Cisco, Zoom, and Microsoft either directly or through their hardware partners have all announced desktop/office devices that enable a dedicated and “enhanced” video collaboration experience. Cisco announced two large (24” +) dedicated desktop video systems, a smaller device with wireless mobile device charging, and a smaller camera. Both Google and Amazon have announced Zoom integrations for their personal video devices. And several companies are offering Teams-focused single-user devices as well.
 
These devices that are dedicated to a specific function rather than being general-purpose devices like a laptop/PC, mobile phone, or even a Chromebook are ideal for creating the best meeting experience for an individual user. For the enterprise, this becomes a significant decision. If this experience is critical and must be included in the in-office locations, what about remote users at their homes as well? If the remote experience is to be a laptop/PC-based experience, why is that experience not sufficient in a hoteling office location? This discussion is like the discussions in 2019 about the value of a dedicated codec in a small team room video system versus a “bring your own codec” strategy. In the same way, the question is where the codec functionality should be for individuals.
 
This question raises another interesting decision: Is the work alone environment in the facility/office intended to provide functionality that is different for that employee when working remotely? Companies are facing a set of decisions on non-conference room endpoints and devices that will drive significant cost in the organization. The options seem to be:
  • Employees use personal devices for all non-conference meetings. Regardless of whether the employee is in or out of the office location, if they are attending a meeting as an individual, they use their personal device.

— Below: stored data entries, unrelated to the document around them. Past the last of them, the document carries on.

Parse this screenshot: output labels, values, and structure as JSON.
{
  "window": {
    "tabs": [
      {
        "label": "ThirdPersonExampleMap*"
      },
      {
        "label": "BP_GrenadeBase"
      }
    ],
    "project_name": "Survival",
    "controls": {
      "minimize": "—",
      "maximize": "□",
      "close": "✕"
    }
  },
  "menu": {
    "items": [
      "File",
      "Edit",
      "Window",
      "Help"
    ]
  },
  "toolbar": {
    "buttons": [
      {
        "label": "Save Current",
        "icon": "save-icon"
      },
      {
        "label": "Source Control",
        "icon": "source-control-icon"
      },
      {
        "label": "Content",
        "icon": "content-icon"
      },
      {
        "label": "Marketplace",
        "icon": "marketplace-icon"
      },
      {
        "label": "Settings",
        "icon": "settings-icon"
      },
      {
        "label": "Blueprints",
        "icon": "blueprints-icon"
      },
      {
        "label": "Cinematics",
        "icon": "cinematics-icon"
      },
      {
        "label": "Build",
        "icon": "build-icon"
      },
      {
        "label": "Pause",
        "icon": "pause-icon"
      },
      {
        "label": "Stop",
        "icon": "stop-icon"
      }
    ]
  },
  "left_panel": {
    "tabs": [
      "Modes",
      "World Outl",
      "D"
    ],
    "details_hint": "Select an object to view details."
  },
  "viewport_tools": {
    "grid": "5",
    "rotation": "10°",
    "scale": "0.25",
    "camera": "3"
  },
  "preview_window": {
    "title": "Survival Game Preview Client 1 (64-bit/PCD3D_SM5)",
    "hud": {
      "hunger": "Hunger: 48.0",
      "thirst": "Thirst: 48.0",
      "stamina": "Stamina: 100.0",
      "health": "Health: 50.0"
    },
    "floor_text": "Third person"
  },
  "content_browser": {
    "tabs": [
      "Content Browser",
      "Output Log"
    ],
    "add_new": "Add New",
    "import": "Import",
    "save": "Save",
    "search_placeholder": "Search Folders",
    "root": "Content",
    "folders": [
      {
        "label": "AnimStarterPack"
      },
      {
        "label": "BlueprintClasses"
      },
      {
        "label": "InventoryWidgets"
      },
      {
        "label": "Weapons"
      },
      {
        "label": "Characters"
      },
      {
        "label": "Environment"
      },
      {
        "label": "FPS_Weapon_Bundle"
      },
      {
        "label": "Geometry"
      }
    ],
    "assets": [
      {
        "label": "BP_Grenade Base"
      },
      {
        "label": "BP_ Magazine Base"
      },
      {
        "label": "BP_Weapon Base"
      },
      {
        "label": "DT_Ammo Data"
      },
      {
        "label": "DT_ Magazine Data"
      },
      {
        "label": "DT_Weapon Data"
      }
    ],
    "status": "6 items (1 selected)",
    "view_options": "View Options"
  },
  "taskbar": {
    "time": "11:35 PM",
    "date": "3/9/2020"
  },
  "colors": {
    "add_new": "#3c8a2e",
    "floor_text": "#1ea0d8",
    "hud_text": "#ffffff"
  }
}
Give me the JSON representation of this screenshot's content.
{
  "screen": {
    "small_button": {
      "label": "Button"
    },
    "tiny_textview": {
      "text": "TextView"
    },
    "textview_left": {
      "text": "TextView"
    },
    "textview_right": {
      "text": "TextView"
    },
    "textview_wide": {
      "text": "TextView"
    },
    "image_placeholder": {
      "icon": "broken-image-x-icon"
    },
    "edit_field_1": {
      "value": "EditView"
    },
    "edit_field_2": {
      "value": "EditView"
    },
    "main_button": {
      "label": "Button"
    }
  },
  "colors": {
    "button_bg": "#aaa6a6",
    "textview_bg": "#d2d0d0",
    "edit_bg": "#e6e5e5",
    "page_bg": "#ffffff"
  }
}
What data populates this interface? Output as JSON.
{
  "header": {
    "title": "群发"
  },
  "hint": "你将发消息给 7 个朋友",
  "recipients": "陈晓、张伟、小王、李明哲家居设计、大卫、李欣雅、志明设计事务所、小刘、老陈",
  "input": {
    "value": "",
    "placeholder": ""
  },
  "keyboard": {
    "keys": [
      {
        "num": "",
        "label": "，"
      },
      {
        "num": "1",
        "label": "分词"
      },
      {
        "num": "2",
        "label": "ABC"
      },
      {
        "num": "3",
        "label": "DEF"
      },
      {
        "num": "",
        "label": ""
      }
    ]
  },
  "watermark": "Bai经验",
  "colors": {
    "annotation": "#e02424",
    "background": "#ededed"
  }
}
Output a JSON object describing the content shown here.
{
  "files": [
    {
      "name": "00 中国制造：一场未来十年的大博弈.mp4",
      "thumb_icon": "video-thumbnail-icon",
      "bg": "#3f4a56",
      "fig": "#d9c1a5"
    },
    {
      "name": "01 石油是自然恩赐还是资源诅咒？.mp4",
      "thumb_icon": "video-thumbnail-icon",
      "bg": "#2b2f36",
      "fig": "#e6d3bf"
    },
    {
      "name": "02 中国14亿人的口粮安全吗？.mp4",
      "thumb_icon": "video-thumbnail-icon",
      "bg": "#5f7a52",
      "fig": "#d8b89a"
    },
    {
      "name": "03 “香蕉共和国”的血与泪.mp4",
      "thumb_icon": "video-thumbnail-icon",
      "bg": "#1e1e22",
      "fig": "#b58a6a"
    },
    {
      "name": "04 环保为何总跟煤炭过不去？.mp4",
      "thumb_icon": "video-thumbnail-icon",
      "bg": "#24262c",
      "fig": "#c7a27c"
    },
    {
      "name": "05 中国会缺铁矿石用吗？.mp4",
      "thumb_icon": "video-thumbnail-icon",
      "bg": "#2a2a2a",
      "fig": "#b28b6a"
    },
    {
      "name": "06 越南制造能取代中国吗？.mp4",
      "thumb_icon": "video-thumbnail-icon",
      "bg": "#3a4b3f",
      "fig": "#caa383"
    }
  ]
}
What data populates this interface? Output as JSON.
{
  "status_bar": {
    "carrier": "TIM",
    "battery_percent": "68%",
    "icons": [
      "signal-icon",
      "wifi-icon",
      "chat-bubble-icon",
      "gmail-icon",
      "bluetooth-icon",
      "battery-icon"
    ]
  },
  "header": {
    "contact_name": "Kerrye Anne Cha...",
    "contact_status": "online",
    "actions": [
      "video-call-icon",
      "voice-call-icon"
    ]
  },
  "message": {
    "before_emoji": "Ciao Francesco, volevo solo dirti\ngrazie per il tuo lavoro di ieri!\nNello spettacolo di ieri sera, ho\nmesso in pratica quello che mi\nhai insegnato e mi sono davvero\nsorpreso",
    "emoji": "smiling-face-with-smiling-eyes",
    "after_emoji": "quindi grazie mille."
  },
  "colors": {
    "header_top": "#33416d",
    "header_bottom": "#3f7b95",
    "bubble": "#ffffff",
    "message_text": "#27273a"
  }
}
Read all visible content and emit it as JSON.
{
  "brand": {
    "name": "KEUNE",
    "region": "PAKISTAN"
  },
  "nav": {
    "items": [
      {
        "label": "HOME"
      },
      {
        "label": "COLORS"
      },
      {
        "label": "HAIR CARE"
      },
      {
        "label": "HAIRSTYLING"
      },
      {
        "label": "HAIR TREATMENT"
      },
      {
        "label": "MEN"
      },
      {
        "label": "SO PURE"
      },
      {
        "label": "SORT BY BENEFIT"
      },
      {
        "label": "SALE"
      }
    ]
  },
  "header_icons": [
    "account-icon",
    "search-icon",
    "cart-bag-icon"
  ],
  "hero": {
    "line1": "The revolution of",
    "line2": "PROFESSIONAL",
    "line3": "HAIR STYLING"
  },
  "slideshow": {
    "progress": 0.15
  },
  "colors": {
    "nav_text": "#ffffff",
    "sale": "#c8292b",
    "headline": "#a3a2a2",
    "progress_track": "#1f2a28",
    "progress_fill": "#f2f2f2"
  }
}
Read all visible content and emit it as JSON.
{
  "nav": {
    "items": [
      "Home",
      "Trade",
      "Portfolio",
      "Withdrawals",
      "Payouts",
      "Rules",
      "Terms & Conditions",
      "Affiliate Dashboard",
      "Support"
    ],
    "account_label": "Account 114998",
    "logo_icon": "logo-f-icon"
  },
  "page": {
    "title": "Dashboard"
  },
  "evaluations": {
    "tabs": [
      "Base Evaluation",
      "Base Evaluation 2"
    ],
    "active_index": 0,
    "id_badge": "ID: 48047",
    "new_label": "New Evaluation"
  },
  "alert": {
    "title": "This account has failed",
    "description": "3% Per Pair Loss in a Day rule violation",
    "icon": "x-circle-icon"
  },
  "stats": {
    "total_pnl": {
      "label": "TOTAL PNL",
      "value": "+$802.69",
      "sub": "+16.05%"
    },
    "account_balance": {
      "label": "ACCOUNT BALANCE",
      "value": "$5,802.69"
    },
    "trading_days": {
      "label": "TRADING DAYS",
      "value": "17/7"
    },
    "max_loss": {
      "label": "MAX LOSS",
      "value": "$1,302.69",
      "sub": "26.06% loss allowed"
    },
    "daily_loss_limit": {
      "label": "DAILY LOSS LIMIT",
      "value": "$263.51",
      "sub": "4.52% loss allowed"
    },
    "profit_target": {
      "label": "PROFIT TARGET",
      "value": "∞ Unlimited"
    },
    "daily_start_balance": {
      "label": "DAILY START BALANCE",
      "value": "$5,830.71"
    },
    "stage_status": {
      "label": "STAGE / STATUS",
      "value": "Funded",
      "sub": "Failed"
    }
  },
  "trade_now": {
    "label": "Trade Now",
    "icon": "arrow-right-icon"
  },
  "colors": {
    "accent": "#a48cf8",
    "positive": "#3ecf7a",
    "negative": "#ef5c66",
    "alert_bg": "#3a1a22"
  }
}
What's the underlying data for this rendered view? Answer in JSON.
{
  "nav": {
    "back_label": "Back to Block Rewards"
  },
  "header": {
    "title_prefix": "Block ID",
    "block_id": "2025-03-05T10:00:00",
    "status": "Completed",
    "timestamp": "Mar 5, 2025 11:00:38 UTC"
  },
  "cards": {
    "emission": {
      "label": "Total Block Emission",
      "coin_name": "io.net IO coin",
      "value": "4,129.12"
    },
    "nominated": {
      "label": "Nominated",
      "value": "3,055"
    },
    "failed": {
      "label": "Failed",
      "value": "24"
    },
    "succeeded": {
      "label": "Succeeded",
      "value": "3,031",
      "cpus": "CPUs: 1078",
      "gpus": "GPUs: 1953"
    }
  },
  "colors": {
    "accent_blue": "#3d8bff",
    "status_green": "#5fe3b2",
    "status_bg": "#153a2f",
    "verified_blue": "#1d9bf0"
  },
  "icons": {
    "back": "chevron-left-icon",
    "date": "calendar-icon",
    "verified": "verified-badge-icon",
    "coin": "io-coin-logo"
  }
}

  • Enterprises provide optimized corporate communications devices only in shared/reservation in-office locations to encourage office use and provide a better experience.
  • Enterprises provide optimized corporate communications devices only in remote employee locations to provide a more integrated experience over a laptop for remote workers.
  • Enterprises provide optimized corporate communications devices at both in-office and remote locations, so employees can use them for most events.
Clearly, the number of devices to be purchased per employee will vary dramatically depending on the chosen path. For example, a company choosing to use an employee laptop as the primary device could use a separate monitor and webcam at both home and hoteling locations for a few hundred dollars per employee. To provide a dedicated video/collaborations device with a 24” size screen at both locations could cost over $2,000. These devices also require more management and support than the laptop with local USB/HDMI devices.
 
While the dedicated collab/video devices are very nice and do provide a great experience, organizations should analyze their use models and compare the business value these devices provide versus using already purchased and personal computing and mobile devices. For organizations where the value of the dedicated platform is defined, deciding where and who to apply them to will take further consideration. During this extended period of being out of the office, it’s crucial to develop a strategy for devices.